Big Little Lies: Big Little Season Review

Opening every episode with Michael Kiwanuka’s Cold Little Heart has me swooning before I even know the names of the characters of the show. Even if first impressions show no sign of promise, the pleasant surprise of a beautifully crafted soundtrack warms my heart and asks me to continue on. Thankfully though, Jean-Marc Vallee (Dallas Buyers Club) and HBO gave their viewers a bit more than a drab sob story from melodramatic housewives from Monterey. That is Monterey, California, which is a fitting adaptation from the book’s original setting in Australia.

Now I have not read the book (yet), written by Liane Moriarty, although I want to now. Last I checked it should arrive at my doorstep in 2-3 business days.

The first episode is titled Somebody’s Dead. At first its forwardness shocked me, but the shock peaked my interest even further. I was nearly hooked from the very beginning, and it certainly helped to have the two perfect epsiodes to kick off the season.

I want to give a loud applause to the star-ridden cast of the series as well. How Vallee was supposed to handle all this star power was a constant concern for me leading up to, and honestly following me after the first few episodes, but I felt everyone was able to work very well together. I can say that I’m a fan of most of the work these people have done, and yes, even Shailene Woodley. I gave her a chance in this show and I was pleasantly surprised. Her performance certainly was not Emmy worthy, but I felt that she owned her role as Jane Chapman.

The relationship between Perry (Skarsgard) and his wife Celeste (Kidman) was one of the most uncomfortable and disturbing depictions of an abusive relationship on screen that I have witnessed in recent viewing. It appears that, after reading other reviews, I am not alone in this category. The relationship contributes an unsettling but nearly undetectable sub-plot in the beginning, but later, without spoiling the show, becomes an essential cog in the machine.

In closing, I was a huge fan of the series ending.

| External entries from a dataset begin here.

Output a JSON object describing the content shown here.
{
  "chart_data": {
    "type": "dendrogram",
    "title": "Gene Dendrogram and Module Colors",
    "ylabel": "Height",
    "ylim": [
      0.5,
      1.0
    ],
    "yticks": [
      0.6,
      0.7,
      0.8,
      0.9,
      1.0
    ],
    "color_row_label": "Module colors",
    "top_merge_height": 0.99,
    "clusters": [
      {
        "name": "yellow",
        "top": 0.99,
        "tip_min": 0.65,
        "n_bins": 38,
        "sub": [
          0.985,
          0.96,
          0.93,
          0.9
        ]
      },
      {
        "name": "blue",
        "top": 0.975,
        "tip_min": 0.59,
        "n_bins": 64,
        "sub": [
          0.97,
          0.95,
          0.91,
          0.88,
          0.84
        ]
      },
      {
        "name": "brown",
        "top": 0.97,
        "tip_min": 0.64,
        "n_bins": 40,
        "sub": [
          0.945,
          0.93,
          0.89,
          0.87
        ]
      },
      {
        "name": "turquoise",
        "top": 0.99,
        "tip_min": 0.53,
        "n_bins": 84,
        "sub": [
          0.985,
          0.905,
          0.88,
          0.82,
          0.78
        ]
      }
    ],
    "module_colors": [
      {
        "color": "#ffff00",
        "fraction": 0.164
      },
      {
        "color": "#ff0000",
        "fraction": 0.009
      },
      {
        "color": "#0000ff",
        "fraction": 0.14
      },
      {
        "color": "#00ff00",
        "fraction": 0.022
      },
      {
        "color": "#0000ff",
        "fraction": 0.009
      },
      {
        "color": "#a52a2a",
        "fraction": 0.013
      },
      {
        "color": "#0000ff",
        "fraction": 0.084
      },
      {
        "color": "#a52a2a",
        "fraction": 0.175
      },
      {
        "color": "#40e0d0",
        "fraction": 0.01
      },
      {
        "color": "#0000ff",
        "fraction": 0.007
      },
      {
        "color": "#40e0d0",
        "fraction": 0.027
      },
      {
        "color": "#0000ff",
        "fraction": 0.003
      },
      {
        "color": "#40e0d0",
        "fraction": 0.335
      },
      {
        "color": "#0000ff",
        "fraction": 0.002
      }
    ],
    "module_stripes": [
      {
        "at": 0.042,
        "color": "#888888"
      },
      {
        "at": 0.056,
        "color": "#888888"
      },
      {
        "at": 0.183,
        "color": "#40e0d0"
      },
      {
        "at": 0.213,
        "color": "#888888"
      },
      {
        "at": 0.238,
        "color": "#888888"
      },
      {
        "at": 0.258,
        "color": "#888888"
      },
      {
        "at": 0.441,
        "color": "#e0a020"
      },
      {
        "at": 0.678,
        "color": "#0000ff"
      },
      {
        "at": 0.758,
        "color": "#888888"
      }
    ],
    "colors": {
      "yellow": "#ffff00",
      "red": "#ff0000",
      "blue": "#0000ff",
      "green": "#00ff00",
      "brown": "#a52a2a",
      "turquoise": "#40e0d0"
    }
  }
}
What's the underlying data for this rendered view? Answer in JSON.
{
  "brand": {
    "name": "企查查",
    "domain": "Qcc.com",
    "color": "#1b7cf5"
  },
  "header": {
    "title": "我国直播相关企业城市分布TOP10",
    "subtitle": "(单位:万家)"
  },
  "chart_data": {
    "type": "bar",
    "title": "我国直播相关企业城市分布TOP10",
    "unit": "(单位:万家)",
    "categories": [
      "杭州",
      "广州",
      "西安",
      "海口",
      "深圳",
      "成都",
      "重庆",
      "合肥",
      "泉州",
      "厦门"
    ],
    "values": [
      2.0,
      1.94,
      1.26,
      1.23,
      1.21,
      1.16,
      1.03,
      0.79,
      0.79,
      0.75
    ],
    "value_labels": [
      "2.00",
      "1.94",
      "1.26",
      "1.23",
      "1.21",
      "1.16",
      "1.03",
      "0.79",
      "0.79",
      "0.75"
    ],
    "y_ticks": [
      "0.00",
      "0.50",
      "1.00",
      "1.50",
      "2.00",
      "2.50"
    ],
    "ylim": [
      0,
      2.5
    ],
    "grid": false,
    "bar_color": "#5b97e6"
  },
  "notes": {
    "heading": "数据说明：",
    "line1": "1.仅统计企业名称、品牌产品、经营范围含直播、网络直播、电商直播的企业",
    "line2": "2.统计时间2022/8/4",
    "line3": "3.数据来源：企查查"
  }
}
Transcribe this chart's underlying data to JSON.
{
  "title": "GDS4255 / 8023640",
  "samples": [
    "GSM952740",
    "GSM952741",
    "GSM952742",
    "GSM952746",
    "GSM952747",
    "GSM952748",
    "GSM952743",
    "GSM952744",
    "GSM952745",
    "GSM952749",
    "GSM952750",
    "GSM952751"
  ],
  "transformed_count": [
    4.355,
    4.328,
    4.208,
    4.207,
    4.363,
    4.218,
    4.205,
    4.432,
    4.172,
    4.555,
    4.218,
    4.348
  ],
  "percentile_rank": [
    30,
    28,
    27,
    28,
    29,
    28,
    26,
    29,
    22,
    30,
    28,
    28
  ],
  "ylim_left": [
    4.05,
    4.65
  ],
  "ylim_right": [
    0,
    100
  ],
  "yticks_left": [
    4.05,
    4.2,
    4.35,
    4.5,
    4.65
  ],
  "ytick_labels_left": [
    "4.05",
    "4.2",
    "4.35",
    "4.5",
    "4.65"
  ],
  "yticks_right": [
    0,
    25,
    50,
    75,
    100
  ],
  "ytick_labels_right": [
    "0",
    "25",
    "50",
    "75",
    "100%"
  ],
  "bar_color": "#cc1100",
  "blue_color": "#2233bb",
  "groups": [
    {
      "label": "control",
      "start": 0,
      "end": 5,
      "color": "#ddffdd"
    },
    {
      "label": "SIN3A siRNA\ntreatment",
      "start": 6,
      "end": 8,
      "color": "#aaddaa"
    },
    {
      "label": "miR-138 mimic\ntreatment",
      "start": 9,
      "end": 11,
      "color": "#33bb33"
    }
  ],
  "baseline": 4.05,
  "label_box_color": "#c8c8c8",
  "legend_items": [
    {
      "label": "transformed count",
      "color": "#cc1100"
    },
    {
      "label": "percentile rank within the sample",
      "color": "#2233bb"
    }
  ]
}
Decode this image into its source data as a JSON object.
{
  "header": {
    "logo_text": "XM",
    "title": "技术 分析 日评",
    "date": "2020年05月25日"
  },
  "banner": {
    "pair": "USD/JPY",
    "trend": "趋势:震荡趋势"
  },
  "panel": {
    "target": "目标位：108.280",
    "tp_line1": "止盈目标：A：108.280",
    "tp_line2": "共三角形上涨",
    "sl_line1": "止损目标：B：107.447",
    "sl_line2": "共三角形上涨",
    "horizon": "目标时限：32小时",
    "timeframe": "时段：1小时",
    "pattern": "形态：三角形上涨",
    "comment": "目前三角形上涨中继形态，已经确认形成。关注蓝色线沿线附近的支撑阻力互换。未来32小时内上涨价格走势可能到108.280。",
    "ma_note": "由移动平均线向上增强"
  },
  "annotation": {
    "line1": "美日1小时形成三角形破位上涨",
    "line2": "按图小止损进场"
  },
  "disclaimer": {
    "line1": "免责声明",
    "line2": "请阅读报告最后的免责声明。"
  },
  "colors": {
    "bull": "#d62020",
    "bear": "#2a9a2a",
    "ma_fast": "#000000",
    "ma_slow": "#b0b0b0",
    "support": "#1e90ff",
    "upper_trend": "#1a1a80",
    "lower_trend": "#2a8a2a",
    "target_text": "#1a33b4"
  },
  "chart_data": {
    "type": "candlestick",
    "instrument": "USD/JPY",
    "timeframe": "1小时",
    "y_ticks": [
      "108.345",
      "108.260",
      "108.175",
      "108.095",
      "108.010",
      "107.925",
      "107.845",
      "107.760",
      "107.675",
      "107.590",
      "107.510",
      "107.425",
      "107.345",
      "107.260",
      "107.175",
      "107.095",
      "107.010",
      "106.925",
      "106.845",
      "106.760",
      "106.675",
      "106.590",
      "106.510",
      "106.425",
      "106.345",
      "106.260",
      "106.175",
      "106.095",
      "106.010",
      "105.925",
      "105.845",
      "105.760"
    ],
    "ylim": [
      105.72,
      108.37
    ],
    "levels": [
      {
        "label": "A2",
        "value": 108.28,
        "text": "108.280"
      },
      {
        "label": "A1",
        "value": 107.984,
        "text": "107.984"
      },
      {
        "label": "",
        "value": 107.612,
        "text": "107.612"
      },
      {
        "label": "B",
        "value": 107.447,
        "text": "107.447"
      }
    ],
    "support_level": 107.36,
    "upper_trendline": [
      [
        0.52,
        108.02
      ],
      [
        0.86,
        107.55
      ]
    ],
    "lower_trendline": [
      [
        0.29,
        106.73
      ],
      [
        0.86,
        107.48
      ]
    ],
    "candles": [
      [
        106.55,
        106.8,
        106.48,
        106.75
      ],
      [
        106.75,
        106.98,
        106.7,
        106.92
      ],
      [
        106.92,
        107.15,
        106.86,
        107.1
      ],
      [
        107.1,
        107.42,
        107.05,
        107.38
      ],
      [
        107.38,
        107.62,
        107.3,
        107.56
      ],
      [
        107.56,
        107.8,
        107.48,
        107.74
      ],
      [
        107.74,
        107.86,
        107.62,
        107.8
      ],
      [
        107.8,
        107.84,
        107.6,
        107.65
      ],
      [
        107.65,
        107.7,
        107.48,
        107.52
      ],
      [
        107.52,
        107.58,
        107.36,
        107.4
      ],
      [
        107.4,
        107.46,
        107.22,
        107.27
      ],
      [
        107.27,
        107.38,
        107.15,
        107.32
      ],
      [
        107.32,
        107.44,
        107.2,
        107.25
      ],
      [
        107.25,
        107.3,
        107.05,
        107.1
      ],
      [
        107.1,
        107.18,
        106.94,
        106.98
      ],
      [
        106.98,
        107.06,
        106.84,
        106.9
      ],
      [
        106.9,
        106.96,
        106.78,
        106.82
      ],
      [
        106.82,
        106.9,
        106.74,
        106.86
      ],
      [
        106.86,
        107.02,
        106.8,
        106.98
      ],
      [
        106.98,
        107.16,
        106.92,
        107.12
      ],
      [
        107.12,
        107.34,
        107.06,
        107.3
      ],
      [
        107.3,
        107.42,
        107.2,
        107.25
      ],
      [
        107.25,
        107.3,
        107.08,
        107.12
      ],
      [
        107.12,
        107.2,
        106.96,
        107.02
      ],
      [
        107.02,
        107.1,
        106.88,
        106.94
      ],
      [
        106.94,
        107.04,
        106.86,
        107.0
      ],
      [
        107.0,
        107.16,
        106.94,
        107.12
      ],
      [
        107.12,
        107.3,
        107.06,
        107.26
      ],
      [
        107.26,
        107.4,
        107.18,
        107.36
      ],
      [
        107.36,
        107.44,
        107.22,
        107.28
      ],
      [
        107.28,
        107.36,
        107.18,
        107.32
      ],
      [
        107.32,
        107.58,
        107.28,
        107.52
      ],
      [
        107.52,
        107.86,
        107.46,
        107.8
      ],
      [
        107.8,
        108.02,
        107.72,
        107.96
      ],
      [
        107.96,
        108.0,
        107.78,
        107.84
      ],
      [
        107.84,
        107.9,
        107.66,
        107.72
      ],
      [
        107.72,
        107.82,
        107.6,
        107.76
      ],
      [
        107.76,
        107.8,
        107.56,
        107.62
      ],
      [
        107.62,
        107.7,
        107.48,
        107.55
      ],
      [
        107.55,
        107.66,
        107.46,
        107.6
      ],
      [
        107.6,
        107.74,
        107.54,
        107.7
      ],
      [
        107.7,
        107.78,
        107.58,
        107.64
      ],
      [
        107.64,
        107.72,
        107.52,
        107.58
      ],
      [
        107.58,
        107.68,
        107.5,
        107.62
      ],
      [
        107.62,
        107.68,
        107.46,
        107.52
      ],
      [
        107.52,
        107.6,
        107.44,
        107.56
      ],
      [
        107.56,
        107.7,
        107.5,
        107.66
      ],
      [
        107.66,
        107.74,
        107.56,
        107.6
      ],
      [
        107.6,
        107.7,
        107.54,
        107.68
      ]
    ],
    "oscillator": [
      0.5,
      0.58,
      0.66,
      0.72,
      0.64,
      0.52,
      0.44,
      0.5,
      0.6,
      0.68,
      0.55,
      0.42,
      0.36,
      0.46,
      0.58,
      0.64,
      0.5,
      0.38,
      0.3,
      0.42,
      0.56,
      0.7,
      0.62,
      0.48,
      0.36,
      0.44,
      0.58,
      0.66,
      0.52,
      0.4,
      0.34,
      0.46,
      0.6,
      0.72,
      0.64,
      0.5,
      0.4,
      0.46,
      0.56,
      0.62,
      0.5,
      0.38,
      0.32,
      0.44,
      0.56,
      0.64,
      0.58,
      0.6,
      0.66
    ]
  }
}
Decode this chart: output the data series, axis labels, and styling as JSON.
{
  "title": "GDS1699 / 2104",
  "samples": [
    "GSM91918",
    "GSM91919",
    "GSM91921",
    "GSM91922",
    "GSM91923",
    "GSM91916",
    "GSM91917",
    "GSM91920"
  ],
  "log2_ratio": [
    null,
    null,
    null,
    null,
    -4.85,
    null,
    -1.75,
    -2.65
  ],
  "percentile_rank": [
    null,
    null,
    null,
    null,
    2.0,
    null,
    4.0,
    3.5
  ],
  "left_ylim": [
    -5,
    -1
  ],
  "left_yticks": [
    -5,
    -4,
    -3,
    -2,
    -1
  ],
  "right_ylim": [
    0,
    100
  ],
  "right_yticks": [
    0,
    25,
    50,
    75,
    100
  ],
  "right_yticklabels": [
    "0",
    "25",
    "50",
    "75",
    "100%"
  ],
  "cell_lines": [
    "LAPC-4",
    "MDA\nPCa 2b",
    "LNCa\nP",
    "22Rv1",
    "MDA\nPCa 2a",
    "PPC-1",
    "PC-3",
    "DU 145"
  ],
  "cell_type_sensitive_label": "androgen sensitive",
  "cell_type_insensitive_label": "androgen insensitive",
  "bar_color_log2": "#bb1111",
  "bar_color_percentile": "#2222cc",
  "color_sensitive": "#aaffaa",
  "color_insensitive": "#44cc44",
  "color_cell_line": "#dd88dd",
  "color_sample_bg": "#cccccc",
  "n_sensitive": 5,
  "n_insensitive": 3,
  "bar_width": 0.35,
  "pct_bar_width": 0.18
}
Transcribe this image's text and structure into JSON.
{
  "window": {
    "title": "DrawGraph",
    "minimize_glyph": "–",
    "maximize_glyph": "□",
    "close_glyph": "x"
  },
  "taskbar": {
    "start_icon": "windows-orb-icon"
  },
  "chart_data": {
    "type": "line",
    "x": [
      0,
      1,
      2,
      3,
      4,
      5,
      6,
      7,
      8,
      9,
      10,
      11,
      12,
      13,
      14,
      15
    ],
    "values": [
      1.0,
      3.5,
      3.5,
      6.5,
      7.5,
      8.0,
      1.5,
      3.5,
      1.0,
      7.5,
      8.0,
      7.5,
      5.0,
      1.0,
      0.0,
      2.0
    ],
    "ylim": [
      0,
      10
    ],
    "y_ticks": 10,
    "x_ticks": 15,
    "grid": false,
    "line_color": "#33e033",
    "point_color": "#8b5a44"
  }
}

Those who read the book before the show may have a different opinion, as with most cases of an adaptation’s climax and ending. With respect (without spoiling the show) the climax felt odd. I took it as this epic crescendo with a hard smack falling into an anti-climax, with both elements intertwined into one to find some sort of resolution that, in reality for the wives and widows of Monterey, never comes.

4.9 out of 5 Bixby Creek Bridges, because of the ending.